A handful of other American cities have previously adopted Israel divestment proposals brought by their city councils. One of those is Portland, Maine, whose mayor publicly regretted backing divestment after hearing from local Jewish groups. An attempt last year to place a similar referendum on a Pittsburgh ballot failed after legal challenges to the signatures. Similar attempts to challenge the Somerville measure failed.

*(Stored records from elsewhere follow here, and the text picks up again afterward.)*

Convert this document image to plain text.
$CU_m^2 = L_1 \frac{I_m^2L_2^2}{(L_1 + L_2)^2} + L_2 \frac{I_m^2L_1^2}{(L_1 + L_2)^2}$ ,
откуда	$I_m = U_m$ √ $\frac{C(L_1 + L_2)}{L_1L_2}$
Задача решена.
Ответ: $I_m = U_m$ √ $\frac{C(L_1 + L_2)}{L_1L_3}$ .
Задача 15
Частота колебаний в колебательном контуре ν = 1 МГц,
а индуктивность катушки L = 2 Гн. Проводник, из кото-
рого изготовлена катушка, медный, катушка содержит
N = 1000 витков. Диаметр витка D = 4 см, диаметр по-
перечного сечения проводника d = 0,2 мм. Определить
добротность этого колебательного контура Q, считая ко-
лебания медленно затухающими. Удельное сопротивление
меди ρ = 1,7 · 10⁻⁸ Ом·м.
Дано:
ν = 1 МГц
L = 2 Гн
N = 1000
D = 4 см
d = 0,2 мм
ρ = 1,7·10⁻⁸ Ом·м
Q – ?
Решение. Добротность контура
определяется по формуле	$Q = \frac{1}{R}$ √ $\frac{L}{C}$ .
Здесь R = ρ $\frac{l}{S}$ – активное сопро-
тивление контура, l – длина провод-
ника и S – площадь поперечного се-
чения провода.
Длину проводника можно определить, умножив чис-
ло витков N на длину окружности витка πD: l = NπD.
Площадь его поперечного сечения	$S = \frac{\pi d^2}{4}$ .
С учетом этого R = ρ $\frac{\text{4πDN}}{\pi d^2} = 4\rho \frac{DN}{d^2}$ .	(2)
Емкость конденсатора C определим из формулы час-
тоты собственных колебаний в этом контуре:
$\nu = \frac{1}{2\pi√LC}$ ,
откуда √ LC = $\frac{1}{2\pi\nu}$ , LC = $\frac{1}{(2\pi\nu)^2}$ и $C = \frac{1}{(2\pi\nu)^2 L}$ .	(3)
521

Home to Tufts University and several Jewish congregations, the four-square-mile Somerville has a population of around 82,000. Residents voted on whether its mayor should “engage in business that sustains Israel’s apartheid, genocide and illegal occupation of Palestine.” The local teachers union endorsed the measure.
Jewish groups opposed the measure, including the newly formed group Somerville United Against Discrimination, which ran TV ads against it. Brian Sokol, a Jewish IT manager and writer based in Somerville, implored his neighbors on Facebook to reject the measure — citing friends of his who were killed by a Hamas suicide bomber in Israel in 1996.
“I am not equating those in Somerville urging a Yes vote with violent extremists or terrorists,” he wrote. “But passing this ballot measure would unintentionally land Somerville on the wrong side of the deeper ideological rift.”
On the other side, a group of 84 local pro-Palestinian Jews endorsed the measure in an op-ed in the Tufts student newspaper. Celebrating the recent ceasefire in Israel and Gaza but saying that Israel has continued to commit atrocities in the region, the authors pointed to local contracts with two companies, Hewlett-Packard and Lockheed Martin, that total over $2 million.
Somerville became a flashpoint in the fight over campus pro-Palestinian activism earlier this year when a Tufts graduate student, Rümeysa Öztürk, was seized by ICE agents and put into deportation proceedings for writing an op-ed in the student paper urging divestment from Israel. A judge freed Öztürk while her deportation case remains ongoing.